El campo opera en pérdidas: el 60% del cultivo de cereal pierde dinero y la PAC reducirá los pagos un 20%
El modelo convencional arroja un margen operativo negativo de 46 euros por hectárea de cereal

El sector agroalimentario español, responsable del 8,6% del PIB y del 11,5% del empleo nacional, se encuentra ante un punto de inflexión estructural. Más del 60% de las explotaciones de cereal pierden dinero si se descuentan las ayudas europeas, en un contexto donde el 74% del territorio es susceptible de desertificación y la edad media del agricultor se sitúa en los 57 años, con un relevo generacional claramente insuficiente.
A este escenario se suma una reforma profunda de la Política Agraria Común (PAC) que reducirá los pagos directos en torno a un 20% y los vinculará progresivamente a resultados ambientales medibles. El modelo convencional, sostenido en buena parte por subvenciones y altamente dependiente de insumos volátiles, afronta así una presión simultánea económica, climática y regulatoria.
En concreto, el nuevo informe de Transcendent, consultora estratégica especializada en transformación empresarial desde la sostenibilidad y el impacto, parte de una premisa clara: la sostenibilidad es una palanca de rentabilidad estructural para el sector agroalimentario. «Transcendent cuantifica el caso económico de la transición y demuestra que la combinación de agricultura regenerativa y tecnologías de precisión es una transformación estructural del margen», según indica Luca Roncella, Senior Consultant en Transcendent.
Por tanto, este análisis se centra en el cereal de secano, el sistema más representativo del país con 5,7 millones de hectáreas, y demuestra que el modelo convencional arroja un margen operativo negativo de 46 euros por hectárea, mientras que el sistema combinado, una vez consolidado a partir del cuarto año, alcanza un margen positivo de 87 euros por hectárea. La mejora anual es de 133 euros por hectárea, suficiente para transformar la ecuación económica de miles de explotaciones.
De pérdidas estructurales a margen positivo en el cultivo de cereal
El cambio se basa en una reconfiguración profunda de la estructura de costes, con mejoras graduales del rendimiento.
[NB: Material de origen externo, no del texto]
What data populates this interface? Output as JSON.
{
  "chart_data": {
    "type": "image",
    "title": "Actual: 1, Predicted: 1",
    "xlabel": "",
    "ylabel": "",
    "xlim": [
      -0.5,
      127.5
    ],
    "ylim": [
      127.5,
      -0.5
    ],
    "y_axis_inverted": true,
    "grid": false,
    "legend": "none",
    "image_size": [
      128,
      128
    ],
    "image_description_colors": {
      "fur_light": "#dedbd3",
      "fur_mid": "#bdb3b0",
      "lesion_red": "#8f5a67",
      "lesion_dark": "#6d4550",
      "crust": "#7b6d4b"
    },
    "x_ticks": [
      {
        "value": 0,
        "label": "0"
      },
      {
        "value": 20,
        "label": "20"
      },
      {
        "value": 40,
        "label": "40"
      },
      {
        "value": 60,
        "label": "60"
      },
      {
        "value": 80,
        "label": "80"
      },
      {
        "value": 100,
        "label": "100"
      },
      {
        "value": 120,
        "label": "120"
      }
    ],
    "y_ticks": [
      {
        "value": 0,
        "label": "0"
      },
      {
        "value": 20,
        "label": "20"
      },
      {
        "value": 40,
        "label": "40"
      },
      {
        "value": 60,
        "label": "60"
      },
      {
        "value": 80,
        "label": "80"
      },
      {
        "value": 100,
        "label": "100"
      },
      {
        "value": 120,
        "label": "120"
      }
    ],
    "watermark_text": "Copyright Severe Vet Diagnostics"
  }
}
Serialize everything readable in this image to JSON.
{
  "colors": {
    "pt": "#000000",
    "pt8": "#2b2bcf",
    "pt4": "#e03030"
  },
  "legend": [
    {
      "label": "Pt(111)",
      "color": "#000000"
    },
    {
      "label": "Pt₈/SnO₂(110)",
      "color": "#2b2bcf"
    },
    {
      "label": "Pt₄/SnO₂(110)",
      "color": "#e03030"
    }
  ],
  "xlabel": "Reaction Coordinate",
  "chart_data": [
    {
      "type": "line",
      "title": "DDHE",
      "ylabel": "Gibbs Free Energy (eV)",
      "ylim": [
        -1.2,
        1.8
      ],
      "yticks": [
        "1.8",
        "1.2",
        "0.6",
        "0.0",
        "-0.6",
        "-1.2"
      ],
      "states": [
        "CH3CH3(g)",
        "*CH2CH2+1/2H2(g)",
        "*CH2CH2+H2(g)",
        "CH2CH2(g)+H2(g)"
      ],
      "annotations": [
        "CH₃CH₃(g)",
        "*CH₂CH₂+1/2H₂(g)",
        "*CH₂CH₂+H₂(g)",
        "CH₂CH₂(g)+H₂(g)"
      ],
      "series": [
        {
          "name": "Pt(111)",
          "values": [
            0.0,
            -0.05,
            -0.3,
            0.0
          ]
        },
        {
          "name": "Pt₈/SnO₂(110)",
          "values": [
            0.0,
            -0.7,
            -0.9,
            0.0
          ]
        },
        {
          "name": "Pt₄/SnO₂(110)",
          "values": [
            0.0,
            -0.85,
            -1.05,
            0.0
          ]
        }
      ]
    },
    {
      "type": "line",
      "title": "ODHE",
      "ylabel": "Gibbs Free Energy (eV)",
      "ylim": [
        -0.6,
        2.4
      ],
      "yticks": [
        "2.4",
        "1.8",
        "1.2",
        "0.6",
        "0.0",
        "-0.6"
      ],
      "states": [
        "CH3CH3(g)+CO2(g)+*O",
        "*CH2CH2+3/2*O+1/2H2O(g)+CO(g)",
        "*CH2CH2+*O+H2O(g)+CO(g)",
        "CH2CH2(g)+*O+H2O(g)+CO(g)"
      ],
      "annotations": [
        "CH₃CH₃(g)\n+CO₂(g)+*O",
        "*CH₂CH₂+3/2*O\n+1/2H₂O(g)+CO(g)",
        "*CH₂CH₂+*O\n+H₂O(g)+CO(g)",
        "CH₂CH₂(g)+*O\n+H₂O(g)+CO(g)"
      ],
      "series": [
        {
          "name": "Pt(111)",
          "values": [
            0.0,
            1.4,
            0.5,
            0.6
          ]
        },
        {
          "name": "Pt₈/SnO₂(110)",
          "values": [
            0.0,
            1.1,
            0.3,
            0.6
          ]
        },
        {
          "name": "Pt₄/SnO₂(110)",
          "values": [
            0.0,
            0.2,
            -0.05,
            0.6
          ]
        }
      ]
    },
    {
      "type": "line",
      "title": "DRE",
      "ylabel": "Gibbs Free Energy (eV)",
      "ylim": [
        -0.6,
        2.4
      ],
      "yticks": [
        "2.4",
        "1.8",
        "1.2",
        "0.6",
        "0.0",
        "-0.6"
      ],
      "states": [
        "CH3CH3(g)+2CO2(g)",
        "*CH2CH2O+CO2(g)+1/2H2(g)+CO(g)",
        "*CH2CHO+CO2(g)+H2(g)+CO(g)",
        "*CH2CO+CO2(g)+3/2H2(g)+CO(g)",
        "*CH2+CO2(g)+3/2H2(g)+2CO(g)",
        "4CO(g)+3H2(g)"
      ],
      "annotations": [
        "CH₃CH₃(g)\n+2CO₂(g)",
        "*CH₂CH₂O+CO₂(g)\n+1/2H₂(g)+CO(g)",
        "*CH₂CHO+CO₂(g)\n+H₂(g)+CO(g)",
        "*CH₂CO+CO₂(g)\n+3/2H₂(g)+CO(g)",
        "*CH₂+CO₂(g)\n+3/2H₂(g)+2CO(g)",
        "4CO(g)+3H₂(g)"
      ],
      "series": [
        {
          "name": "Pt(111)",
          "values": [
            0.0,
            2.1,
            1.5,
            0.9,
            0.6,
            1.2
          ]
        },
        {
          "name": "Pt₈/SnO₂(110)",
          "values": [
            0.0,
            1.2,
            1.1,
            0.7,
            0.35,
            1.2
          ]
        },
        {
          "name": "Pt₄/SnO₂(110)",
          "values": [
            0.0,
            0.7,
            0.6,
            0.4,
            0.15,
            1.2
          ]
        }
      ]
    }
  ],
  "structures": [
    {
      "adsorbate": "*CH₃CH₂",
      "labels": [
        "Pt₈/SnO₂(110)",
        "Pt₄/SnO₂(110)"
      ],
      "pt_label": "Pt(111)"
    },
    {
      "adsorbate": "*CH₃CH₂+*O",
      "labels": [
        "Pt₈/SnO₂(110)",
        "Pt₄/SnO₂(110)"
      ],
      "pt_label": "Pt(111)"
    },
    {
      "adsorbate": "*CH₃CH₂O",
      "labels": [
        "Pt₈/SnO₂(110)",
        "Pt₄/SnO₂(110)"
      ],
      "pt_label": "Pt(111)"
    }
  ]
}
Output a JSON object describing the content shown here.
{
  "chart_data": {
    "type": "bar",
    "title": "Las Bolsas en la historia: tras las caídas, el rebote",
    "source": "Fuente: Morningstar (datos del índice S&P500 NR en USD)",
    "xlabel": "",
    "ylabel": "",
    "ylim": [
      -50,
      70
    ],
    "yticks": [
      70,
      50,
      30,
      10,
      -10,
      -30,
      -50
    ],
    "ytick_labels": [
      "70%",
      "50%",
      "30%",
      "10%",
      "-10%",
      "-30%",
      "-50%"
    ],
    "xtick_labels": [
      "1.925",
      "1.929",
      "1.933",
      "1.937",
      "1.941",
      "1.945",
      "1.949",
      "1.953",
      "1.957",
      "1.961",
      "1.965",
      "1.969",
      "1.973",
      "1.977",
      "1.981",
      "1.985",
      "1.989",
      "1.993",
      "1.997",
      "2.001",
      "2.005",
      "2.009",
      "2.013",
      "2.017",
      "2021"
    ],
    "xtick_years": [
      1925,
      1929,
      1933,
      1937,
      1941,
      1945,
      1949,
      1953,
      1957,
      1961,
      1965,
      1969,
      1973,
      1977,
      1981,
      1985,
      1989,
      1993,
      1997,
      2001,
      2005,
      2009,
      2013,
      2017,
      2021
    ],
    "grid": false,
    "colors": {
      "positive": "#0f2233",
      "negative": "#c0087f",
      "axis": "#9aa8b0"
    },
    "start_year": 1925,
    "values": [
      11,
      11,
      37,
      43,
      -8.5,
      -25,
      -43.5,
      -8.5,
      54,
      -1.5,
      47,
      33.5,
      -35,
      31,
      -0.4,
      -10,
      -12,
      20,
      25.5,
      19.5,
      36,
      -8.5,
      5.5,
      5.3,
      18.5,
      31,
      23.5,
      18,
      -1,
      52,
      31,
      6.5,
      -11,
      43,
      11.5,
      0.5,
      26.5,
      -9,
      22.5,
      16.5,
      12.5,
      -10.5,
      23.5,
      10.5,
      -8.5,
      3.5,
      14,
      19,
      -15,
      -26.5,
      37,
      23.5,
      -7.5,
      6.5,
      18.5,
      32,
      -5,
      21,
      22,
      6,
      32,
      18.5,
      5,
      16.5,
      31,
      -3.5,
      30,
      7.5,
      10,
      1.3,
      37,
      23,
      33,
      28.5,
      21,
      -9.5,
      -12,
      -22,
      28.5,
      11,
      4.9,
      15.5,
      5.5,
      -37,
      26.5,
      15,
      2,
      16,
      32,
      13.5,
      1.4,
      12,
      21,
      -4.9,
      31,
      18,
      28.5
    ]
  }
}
En la mayoría de explotaciones agrícolas, más del 70% del coste directo se concentra en fertilizantes, fitosanitarios, agua de riego y combustible. La agricultura regenerativa reconstruye la fertilidad natural del suelo y reduce progresivamente la dependencia de insumos externos, mientras que la agricultura de precisión optimiza cada aplicación mediante datos, sensores y dosificación variable. El resultado es una reducción estructural de fertilizantes cercana al 34%, una disminución del 45% en combustible y un descenso del 19% en pesticidas. La inversión necesaria se recupera en un plazo estimado de cinco a ocho años, que puede reducirse a cinco si se monetizan los créditos de carbono generados por el secuestro de CO2 en suelo.
La dimensión ambiental no compite con la económica, sino que la refuerza. Los sistemas regenerativos consolidados capturan entre 2 y 2,5 toneladas de CO2 por hectárea al año, incrementan la materia orgánica del suelo, reducen la erosión en más de un 80% y mejoran en torno a un 25% la capacidad de retención de agua. En un país que sufrió en 2023 pérdidas superiores a 5.500 millones de euros por sequía, la resiliencia climática se convierte en un factor determinante de estabilidad financiera.
Si el 50% de la superficie de cereal en España adoptara este modelo combinado, el beneficio agregado sectorial alcanzaría 379 millones de euros anuales adicionales respecto a la situación actual de pérdidas estructurales. Por tanto, la magnitud del dato reconfigura el debate: la transición es una oportunidad de creación de valor tangible.